The tests showed that after ten days of treatment with Nolvadex, pituitary
sensitivity to GnRH increased slightly compared to pre-treated values.
This is contrast to 10 days of treatment with 150mg Clomid, which was
shown to consistently DECREASE pituitary sensitivity to GnRH (more LH
was released before treatment). As the study with Nolvadex progresses
to 6 weeks, pituitary sensitivity to GnRH was significantly higher than
pre-treated or 10-day levels. At this point the same 20mg dosage was
also raising testosterone and LH levels to an average of 183% and 172%
of base values, respectively, which again is measurably higher than
what was noted 10 days into therapy. Within 10 days of treatment Clomid
is already exerting an effect that is causing the pituitary to become
slightly desensitized to GnRH, while prolonged use of Nolvadex serves
only to increase pituitary sensitivity to this hormone. That is not
to say Clomid won't increase testosterone if taken for the same 6 week
time period. Quite the opposite is true. But we are, however, noticing
an advantage in Nolvadex.
The Estrogen Clomid
The above discrepancies are likely explained by differences in the estrogenic
nature of the two compounds. The researchers' clearly support this theory
when commenting in their paper, "The difference in response might
be attributable to the weak intrinsic estrogenic effect of Clomid, which
in this study manifested itself by an increase in transcortin and testosterone/estradiol-binding
globulin [SHBG] levels; this increase was not observed after tamoxifen
treatment". In reviewing other theories later in the paper, such
as interference by increased androgen or estrogen levels, they persist
in noting that increases in these hormones were similar with both drug
treatments, and state that," …a role of the intrinsic estrogenic
activity of Clomid which is practically absent in Tamoxifen seems the
most probable explanation".
Although these two are related anti-estrogens, they appear to act very
differently at different sites of action. Nolvadex seems to be strongly
anti-estrogenic at both the hypothalamus and pituitary, which is in
contrast to Clomid, which although a strong anti-estrogen at the hypothalamus,
seems to exhibit weak estrogenic activity at the pituitary. To find
further support for this we can look at an in-vitro animal study published
in the American Journal of Physiology in February 1981 (2). This paper
looks at the effects of Clomid and Nolvadex on the GnRH stimulated release
of LH from cultured rat pituitary cells. In this paper, it was noted
that incubating cells with Clomid had a direct estrogenic effect on
cultured pituitary cell sensitivity, exerting a weaker but still significant
effect compared to estradiol. Nolvadex on the other hand did not have
any significant effect on LH response. Furthermore it mildly blocked
the effects of estrogen when both were incubated in the same culture.
Conclusion
To summarize the above research succinctly, Nolvadex is the more purely
anti-estrogenic of the two drugs, at least where the HPTA (Hypothalamic-Pituitary-Testicular
Axis) is concerned. This fact enables Nolvadex to offer the male bodybuilder
certain advantages over Clomid. This is especially true at times when
we are looking to restore a balanced HPTA, and would not want to desensitize
the pituitary to GnRH. This could perhaps slow recovery to some extent,
as the pituitary would require higher amounts of hypothalamic GnRH in
the presence of Clomid in order to get the same level of LH stimulation.

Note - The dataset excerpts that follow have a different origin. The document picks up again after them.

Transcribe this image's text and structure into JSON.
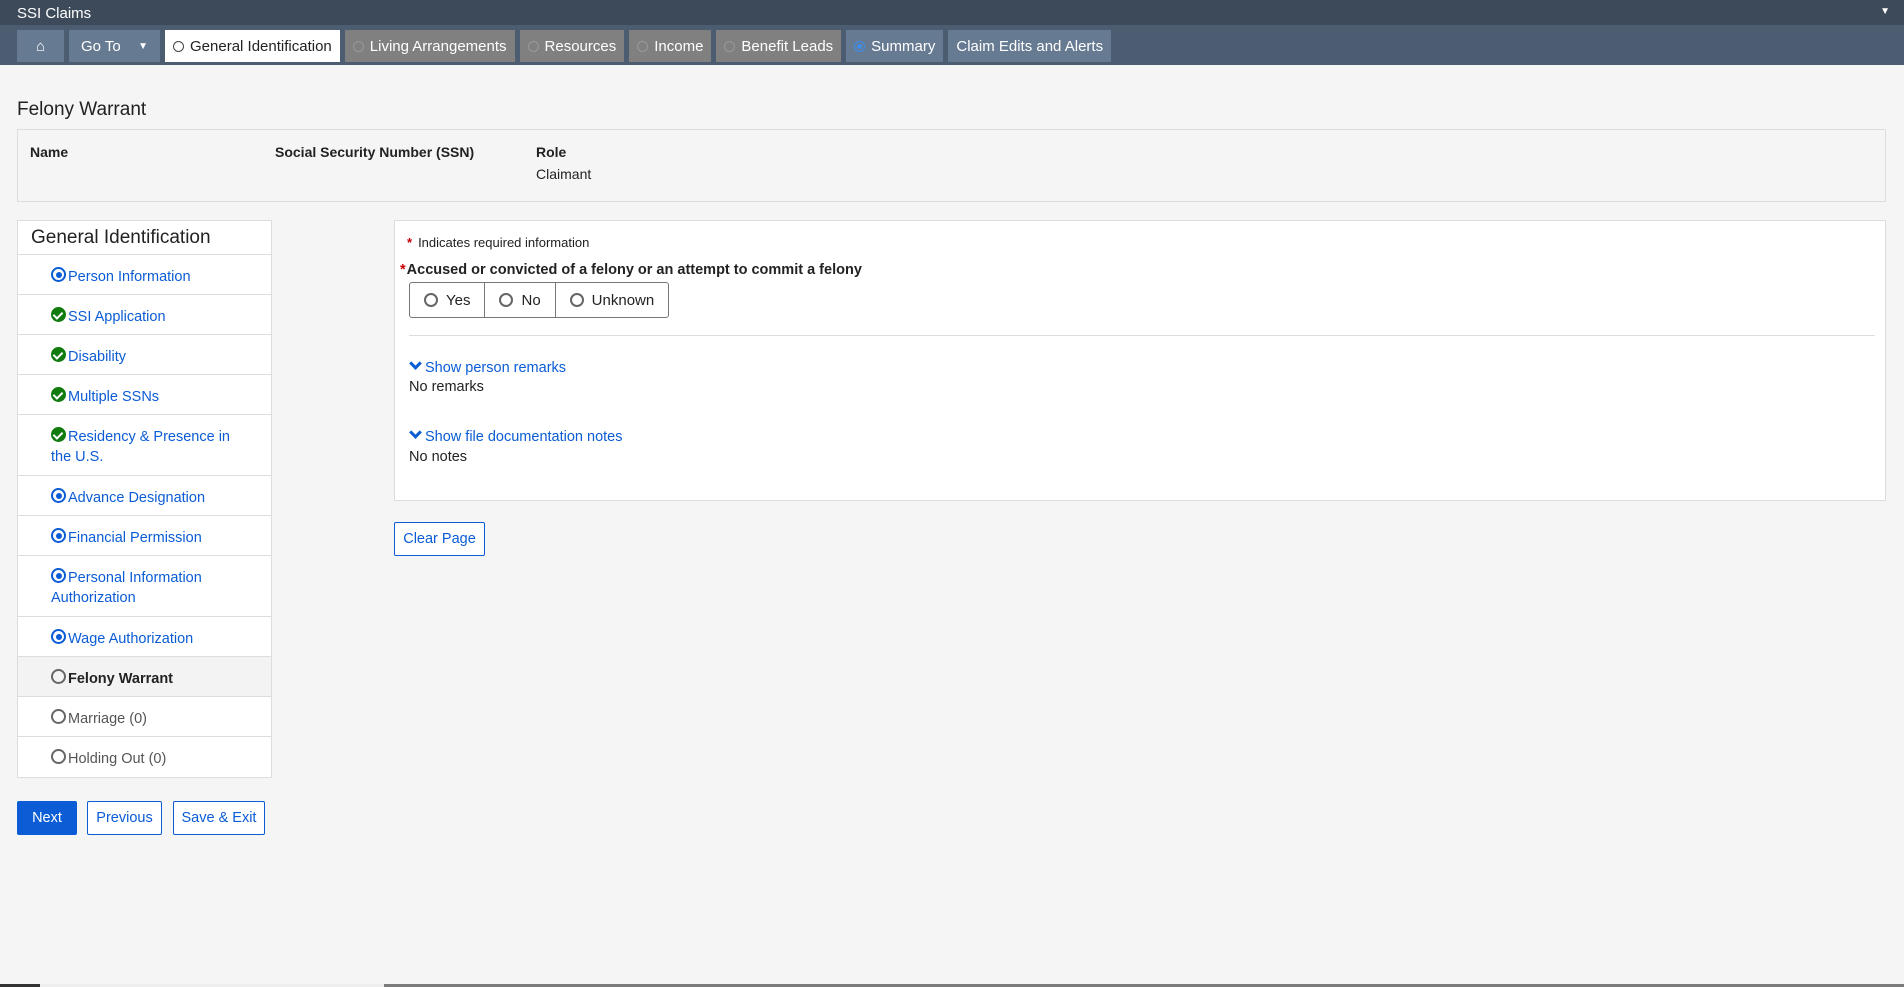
{
  "app": {
    "title": "SSI Claims"
  },
  "nav": {
    "home_icon": "home-icon",
    "goto": "Go To",
    "tabs": [
      {
        "label": "General Identification",
        "state": "active"
      },
      {
        "label": "Living Arrangements",
        "state": "disabled"
      },
      {
        "label": "Resources",
        "state": "disabled"
      },
      {
        "label": "Income",
        "state": "disabled"
      },
      {
        "label": "Benefit Leads",
        "state": "disabled"
      },
      {
        "label": "Summary",
        "state": "selected"
      },
      {
        "label": "Claim Edits and Alerts",
        "state": "none"
      }
    ]
  },
  "page": {
    "title": "Felony Warrant"
  },
  "info": {
    "name_label": "Name",
    "ssn_label": "Social Security Number (SSN)",
    "role_label": "Role",
    "role_value": "Claimant"
  },
  "sidebar": {
    "title": "General Identification",
    "items": [
      {
        "label": "Person Information",
        "status": "in-progress"
      },
      {
        "label": "SSI Application",
        "status": "complete"
      },
      {
        "label": "Disability",
        "status": "complete"
      },
      {
        "label": "Multiple SSNs",
        "status": "complete"
      },
      {
        "label": "Residency & Presence in the U.S.",
        "status": "complete"
      },
      {
        "label": "Advance Designation",
        "status": "in-progress"
      },
      {
        "label": "Financial Permission",
        "status": "in-progress"
      },
      {
        "label": "Personal Information Authorization",
        "status": "in-progress"
      },
      {
        "label": "Wage Authorization",
        "status": "in-progress"
      },
      {
        "label": "Felony Warrant",
        "status": "current"
      },
      {
        "label": "Marriage (0)",
        "status": "not-started"
      },
      {
        "label": "Holding Out (0)",
        "status": "not-started"
      }
    ]
  },
  "form": {
    "required_note": "Indicates required information",
    "question": "Accused or convicted of a felony or an attempt to commit a felony",
    "options": [
      "Yes",
      "No",
      "Unknown"
    ],
    "selected": null,
    "remarks_link": "Show person remarks",
    "remarks_text": "No remarks",
    "notes_link": "Show file documentation notes",
    "notes_text": "No notes",
    "clear": "Clear Page"
  },
  "actions": {
    "next": "Next",
    "previous": "Previous",
    "save_exit": "Save & Exit"
  },
  "colors": {
    "accent": "#0b5cd5",
    "complete": "#107c10",
    "header": "#3c4a5a",
    "nav": "#4c5d72"
  }
}
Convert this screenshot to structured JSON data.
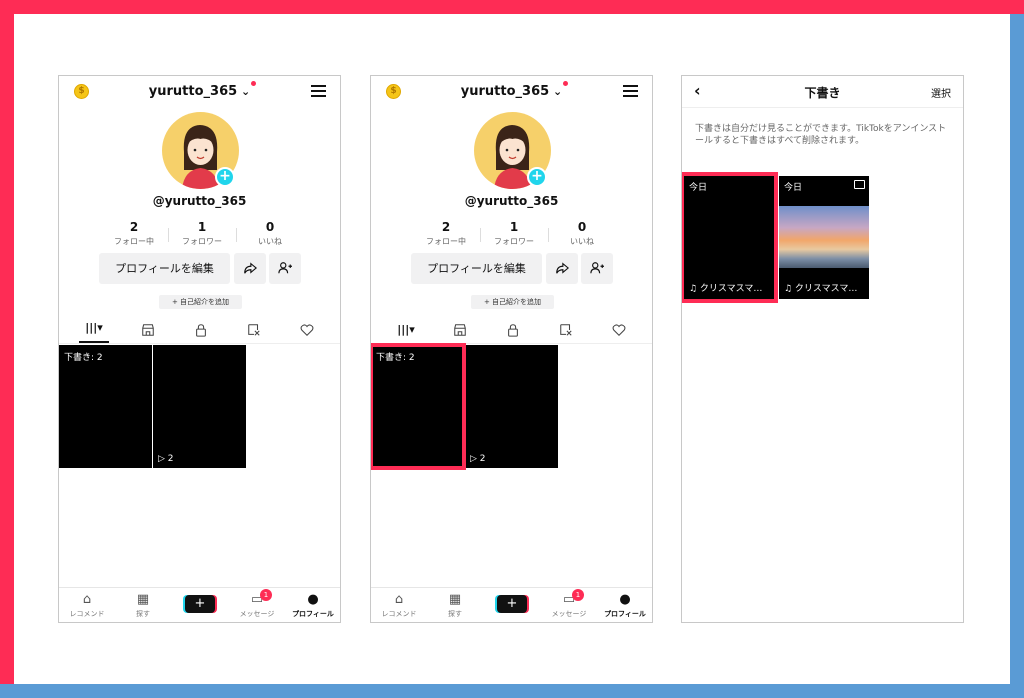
{
  "colors": {
    "accent": "#fe2c55",
    "secondary": "#5a9bd5",
    "cyan": "#20d5ec"
  },
  "profile": {
    "username": "yurutto_365",
    "handle": "@yurutto_365",
    "stats": [
      {
        "num": "2",
        "label": "フォロー中"
      },
      {
        "num": "1",
        "label": "フォロワー"
      },
      {
        "num": "0",
        "label": "いいね"
      }
    ],
    "edit_label": "プロフィールを編集",
    "bio_label": "+ 自己紹介を追加",
    "videos": [
      {
        "label": "下書き: 2"
      },
      {
        "plays": "▷ 2"
      }
    ]
  },
  "nav": {
    "items": [
      {
        "label": "レコメンド",
        "icon": "home-icon"
      },
      {
        "label": "探す",
        "icon": "discover-icon"
      },
      {
        "label": "+",
        "icon": "create-icon"
      },
      {
        "label": "メッセージ",
        "icon": "inbox-icon",
        "badge": "1"
      },
      {
        "label": "プロフィール",
        "icon": "profile-icon"
      }
    ]
  },
  "drafts": {
    "title": "下書き",
    "select_label": "選択",
    "note": "下書きは自分だけ見ることができます。TikTokをアンインストールすると下書きはすべて削除されます。",
    "items": [
      {
        "date": "今日",
        "song": "♫ クリスマスマ…"
      },
      {
        "date": "今日",
        "song": "♫ クリスマスマ…"
      }
    ]
  }
}
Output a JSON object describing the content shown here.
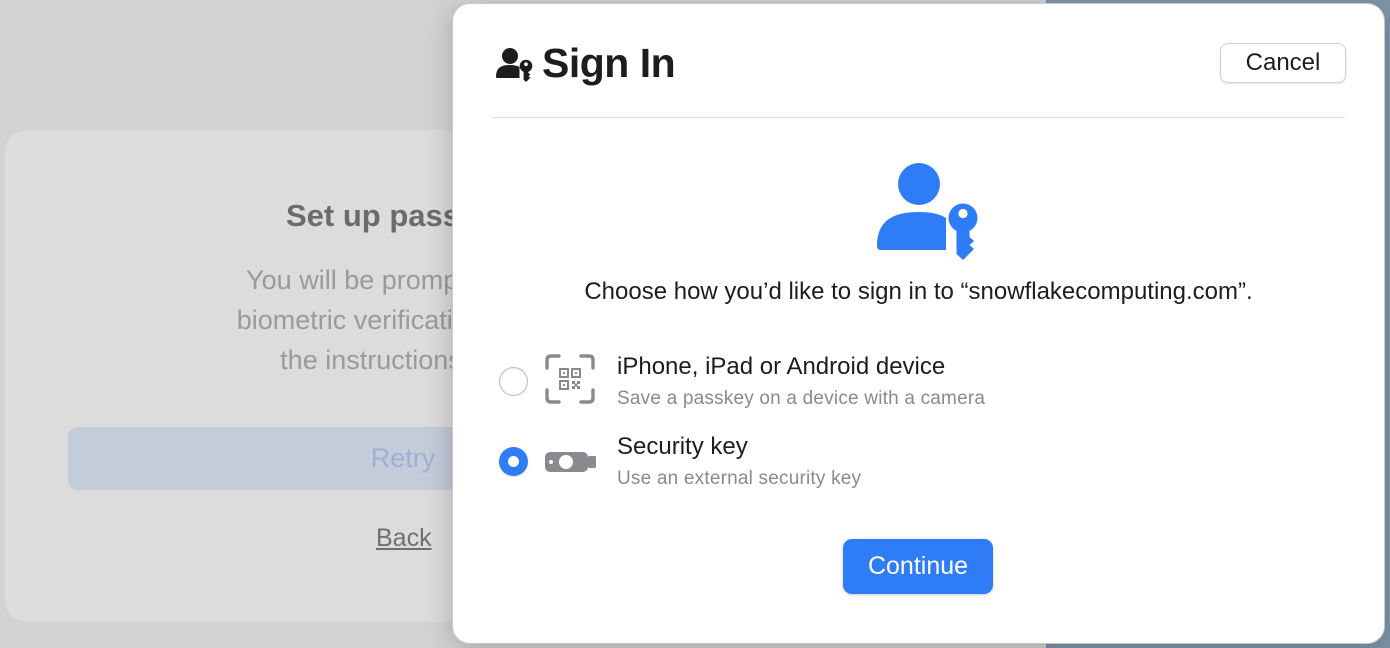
{
  "background": {
    "title": "Set up pass",
    "description_lines": [
      "You will be prompted to us",
      "biometric verification (face c",
      "the instructions to co"
    ],
    "retry_label": "Retry",
    "back_label": "Back"
  },
  "dialog": {
    "title": "Sign In",
    "header_icon": "person-key-icon",
    "cancel_label": "Cancel",
    "hero_icon": "person-key-icon",
    "prompt": "Choose how you’d like to sign in to “snowflakecomputing.com”.",
    "options": [
      {
        "icon": "qr-code-scan-icon",
        "label": "iPhone, iPad or Android device",
        "sublabel": "Save a passkey on a device with a camera",
        "selected": false
      },
      {
        "icon": "security-key-icon",
        "label": "Security key",
        "sublabel": "Use an external security key",
        "selected": true
      }
    ],
    "continue_label": "Continue"
  },
  "colors": {
    "accent": "#2f7df6",
    "backdrop": "#d3d3d3",
    "dialog_bg": "#ffffff",
    "secondary_text": "#8a8a8e"
  }
}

Nolvadex also seems preferred from long-term use, for those who find
anti-estrogens effective enough at raising testosterone levels to warrant
using as anabolics. Here Nolvadex would seem to provide a better and
more stable increase in testosterone levels, and likely will offer a
similar or greater effect than Clomid for considerably less money. The
potential rise in SHBG levels with Clomid, supported by other research
(3), is also cause for concern, as this might work to allow for comparably
less free active testosterone compared to Nolvadex as well. Ultimately
both drugs are effective anti-estrogens for the prevention of gyno and
elevation of endogenous testosterone, however the above research provides
enough evidence for me to choose Nolvadex every time.